Hoje, apesar de confessar ainda ter saudade, precisa se ater aos cuidados com o mais novo membro da casa: Miguel, seu mais novo cachorro – que, entre outras coisas, já devorou um vestido, rasgou cortinas e destruiu vasos de plantas. “Mas, mesmo assim,
gosto dele”, garante ela. O cachorrinho, afinal, dá trabalho, mas também empresta movimento e barulho à sua casa. E é exatamente o que ela procura. “Eu desabafo com ele, que fica me olhando, com os olhos redondinhos, parece até que fica se compadecendo”, diz, emendando que acha que, no futuro, esses animais vão até falar.
Quem também já passou pelo luto da perda de um pet foi Edy, mãe do comerciante Fábio Augusto. Agora, aos 80 anos, ela voltou a conviver com um cachorrinho, Dundun, que o filho trouxe para o apartamento em que vivem.
Ele, no entanto, sabendo das debilidades da mãe, só deixa animal acessar as áreas comuns quando está em casa. “Ela tem dificuldade para andar, e o cachorro é muito custoso, poderia derrubá-la”, situa.
Esse cuidado que Fábio tem com a mãe, por sinal, é ponto comum nos apontamentos de Júnia. Para ela, é preciso cuidado, pois, alguns animais, na ânsia de acompanhar seus donos, podem provocar tombos e ocasionar infortúnios.
Estudos revisam velhos paradigmas
Já faz um tempo que censos mostram tendência de encolhimento nas taxas de natalidade. Por outro lado, a expectativa de vida é cada vez maior. Com isso, dá para dizer que é para breve uma mudança estrutural das populações: estima-se que, até 2030, a quantidade deidosos deva ser maior que a de crianças e adolescentes. O interesse em encontrar caminhos para que a qualidade de vida dessas pessoas seja melhor é, sem dúvida, cuidado com o próprio futuro.

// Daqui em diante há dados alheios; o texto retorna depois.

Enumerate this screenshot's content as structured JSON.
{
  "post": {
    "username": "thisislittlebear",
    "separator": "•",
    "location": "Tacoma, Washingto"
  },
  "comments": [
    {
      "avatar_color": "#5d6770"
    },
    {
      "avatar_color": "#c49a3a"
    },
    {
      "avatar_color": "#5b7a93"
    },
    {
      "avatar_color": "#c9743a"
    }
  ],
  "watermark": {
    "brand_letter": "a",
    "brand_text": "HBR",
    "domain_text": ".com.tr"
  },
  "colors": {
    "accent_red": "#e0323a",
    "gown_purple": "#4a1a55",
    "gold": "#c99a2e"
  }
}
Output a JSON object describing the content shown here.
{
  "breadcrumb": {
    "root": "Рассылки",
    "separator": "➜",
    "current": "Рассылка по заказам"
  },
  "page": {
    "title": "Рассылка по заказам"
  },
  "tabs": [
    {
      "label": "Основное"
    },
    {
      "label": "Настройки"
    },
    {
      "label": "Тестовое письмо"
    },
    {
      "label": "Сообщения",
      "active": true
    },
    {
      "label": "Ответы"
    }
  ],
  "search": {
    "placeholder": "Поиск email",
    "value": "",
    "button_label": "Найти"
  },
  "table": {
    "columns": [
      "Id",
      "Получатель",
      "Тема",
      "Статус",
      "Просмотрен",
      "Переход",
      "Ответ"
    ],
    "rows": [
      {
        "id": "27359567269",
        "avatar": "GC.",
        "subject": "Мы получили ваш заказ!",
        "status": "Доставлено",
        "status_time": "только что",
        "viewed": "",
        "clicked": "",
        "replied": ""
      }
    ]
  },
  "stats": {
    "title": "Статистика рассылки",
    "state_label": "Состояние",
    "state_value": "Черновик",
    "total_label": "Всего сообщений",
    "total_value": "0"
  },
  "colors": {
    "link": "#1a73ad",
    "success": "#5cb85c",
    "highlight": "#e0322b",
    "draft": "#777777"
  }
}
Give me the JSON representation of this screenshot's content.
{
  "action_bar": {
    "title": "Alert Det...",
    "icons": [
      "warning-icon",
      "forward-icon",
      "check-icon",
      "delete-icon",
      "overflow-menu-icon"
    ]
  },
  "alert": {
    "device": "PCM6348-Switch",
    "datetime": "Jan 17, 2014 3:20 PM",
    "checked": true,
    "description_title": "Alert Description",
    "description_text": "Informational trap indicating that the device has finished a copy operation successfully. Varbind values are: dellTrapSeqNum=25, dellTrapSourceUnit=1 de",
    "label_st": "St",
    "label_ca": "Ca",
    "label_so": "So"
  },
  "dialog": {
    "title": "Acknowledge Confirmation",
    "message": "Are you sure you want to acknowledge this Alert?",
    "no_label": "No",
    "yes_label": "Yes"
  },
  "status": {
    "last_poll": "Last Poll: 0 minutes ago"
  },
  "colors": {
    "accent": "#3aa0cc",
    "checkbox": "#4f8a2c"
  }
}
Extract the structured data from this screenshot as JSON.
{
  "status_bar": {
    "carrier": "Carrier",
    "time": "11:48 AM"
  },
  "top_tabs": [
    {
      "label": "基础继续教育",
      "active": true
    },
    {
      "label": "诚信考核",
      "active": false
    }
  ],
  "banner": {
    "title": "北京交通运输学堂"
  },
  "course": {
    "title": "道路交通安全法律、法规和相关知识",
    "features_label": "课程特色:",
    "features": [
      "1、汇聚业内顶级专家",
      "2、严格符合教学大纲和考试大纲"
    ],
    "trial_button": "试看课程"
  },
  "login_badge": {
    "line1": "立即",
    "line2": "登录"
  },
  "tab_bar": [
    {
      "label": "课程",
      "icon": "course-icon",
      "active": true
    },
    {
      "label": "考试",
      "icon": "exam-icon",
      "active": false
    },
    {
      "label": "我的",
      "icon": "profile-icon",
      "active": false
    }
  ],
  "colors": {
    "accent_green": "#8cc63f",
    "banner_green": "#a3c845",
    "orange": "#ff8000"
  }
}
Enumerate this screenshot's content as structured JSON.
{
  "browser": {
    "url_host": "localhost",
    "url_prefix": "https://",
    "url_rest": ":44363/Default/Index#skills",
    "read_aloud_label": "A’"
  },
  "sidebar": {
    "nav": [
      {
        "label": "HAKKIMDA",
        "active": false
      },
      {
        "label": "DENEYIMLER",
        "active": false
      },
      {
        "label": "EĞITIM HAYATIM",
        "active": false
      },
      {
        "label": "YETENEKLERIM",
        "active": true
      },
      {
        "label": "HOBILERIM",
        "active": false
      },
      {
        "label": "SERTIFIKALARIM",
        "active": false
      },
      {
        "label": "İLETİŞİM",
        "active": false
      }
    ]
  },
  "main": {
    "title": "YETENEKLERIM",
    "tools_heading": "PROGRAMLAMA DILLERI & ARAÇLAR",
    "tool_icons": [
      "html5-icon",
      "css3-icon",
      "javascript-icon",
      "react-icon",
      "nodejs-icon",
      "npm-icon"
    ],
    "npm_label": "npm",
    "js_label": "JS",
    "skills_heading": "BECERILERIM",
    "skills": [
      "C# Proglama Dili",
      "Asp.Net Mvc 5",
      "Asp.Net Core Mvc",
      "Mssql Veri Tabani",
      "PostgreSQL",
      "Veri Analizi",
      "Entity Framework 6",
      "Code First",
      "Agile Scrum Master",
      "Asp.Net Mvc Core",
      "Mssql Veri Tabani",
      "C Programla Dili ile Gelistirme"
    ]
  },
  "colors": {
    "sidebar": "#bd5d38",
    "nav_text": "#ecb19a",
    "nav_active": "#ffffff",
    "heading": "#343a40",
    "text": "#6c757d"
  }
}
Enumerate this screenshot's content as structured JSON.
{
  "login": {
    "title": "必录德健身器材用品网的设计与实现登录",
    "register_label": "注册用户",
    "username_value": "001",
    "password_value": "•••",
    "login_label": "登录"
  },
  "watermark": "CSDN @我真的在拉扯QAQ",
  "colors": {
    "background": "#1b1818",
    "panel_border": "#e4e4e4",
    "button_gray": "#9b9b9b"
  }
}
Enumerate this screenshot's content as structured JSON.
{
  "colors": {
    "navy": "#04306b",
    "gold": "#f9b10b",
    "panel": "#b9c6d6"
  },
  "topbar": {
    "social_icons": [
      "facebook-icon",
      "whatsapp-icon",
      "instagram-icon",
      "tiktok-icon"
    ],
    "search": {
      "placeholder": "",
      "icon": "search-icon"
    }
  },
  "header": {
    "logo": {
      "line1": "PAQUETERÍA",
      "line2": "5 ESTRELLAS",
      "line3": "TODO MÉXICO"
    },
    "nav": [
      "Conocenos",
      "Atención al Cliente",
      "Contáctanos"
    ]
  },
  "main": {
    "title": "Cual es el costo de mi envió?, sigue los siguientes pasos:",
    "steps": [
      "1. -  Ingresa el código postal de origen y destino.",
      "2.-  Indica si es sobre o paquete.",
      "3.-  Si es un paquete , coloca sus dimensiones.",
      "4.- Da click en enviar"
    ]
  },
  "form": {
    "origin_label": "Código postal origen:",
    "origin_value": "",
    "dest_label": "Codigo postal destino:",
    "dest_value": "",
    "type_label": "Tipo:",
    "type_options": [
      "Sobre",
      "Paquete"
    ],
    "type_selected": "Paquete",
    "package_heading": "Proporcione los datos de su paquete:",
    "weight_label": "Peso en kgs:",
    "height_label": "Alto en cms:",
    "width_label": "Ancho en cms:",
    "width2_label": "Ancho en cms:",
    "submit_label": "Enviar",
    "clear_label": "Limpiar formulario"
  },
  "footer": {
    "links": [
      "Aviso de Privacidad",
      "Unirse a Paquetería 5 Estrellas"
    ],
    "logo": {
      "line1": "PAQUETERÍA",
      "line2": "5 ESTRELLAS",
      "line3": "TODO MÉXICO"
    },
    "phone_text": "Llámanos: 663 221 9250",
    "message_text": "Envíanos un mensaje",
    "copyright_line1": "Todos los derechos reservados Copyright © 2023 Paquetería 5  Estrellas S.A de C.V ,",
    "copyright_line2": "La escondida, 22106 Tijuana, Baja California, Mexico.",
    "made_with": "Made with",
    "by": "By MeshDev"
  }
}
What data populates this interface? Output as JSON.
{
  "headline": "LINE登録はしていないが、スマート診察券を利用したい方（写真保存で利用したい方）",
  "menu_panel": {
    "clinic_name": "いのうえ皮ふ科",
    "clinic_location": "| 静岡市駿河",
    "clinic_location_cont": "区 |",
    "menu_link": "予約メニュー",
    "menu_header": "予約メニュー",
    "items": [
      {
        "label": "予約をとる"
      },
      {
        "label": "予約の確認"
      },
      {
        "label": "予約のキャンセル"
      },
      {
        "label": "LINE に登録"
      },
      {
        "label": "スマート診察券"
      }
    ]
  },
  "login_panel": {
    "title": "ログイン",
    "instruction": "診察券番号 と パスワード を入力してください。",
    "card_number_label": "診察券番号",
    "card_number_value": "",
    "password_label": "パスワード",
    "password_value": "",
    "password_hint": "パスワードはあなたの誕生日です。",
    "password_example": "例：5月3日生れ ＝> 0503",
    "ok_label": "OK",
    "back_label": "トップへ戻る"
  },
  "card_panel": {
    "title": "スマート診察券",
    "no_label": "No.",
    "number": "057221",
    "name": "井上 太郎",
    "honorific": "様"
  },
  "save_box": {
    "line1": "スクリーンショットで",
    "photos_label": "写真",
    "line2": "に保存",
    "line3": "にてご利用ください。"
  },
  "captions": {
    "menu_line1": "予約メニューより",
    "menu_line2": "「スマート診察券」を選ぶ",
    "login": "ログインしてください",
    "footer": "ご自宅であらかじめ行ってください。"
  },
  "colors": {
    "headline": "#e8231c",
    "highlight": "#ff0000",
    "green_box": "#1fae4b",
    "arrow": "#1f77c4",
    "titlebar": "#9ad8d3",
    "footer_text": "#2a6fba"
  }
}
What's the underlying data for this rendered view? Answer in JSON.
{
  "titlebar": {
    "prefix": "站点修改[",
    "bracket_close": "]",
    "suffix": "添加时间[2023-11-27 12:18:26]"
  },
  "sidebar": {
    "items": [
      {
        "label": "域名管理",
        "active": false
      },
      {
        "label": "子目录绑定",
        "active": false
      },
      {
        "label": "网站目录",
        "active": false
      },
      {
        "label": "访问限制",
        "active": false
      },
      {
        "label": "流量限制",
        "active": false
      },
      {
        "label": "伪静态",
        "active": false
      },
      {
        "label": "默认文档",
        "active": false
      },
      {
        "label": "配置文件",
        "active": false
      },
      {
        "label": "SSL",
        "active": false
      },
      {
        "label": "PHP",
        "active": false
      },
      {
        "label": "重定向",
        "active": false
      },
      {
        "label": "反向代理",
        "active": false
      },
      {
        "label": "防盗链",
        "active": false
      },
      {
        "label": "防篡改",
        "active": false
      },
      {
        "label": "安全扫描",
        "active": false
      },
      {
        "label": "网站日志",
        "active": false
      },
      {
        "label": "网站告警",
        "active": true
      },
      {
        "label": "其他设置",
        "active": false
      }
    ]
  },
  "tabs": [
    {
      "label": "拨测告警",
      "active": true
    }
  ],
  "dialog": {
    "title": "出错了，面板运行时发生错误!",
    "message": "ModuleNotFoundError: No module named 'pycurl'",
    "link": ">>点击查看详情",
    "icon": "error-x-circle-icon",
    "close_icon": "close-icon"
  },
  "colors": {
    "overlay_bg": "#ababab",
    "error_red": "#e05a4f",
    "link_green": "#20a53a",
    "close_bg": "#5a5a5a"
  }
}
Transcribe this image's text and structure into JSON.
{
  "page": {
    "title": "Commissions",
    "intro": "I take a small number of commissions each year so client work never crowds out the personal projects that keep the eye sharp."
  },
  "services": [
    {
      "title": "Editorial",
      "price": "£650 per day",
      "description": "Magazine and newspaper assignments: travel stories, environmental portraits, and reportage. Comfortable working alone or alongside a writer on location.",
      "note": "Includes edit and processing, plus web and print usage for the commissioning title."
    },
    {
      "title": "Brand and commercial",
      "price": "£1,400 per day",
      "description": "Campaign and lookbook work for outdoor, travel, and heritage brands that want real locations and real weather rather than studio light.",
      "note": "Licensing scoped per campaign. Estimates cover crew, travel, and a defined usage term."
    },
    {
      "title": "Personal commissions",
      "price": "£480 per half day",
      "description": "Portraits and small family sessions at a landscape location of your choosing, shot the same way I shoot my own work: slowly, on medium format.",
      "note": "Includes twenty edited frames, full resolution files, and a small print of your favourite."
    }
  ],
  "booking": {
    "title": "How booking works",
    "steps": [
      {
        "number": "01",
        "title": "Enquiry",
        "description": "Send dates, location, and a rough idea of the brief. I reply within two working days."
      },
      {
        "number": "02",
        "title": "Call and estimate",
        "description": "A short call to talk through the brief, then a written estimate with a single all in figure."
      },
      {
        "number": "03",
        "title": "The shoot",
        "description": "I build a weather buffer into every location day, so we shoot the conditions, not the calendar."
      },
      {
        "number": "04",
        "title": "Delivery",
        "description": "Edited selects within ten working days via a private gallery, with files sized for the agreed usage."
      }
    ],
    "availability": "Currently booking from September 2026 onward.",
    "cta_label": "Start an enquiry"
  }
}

Assim, as evidências de que pets trazem benefícios à terceira idade já têm mudado paradigmas. “Se antes era incomum permitir a entrada de um pet em um hospital, hoje já há mais abertura”, avalia Valmari Aranha, psicóloga e membro da Sociedade Brasileira de Geriatria e Gerontologia.
A profissional pontua que, hoje, alguns cães treinados chegam a entrar até mesmo em UTIs e são também mais comuns em casas de repouso. “É notável como o comportamento desses idosos muda na presença do animal”, indica.
Com cada vez mais indicativos de que a companhia dos animais leva a melhora nos quadros de saúde de pessoas na terceira idade, práticas como a Terapia Assistida por Animais, ou Pet Terapia, ganham mais adeptos. Nesse caso, a interação com felinos, equinos, bovinos e, principalmente, cães visa, essencialmente, à melhora de funções físicas, mentais e sociais da pessoa atendida.
* Júnia Maria Menezes é médica veterinária do Hospital Vetrinario da UFMG.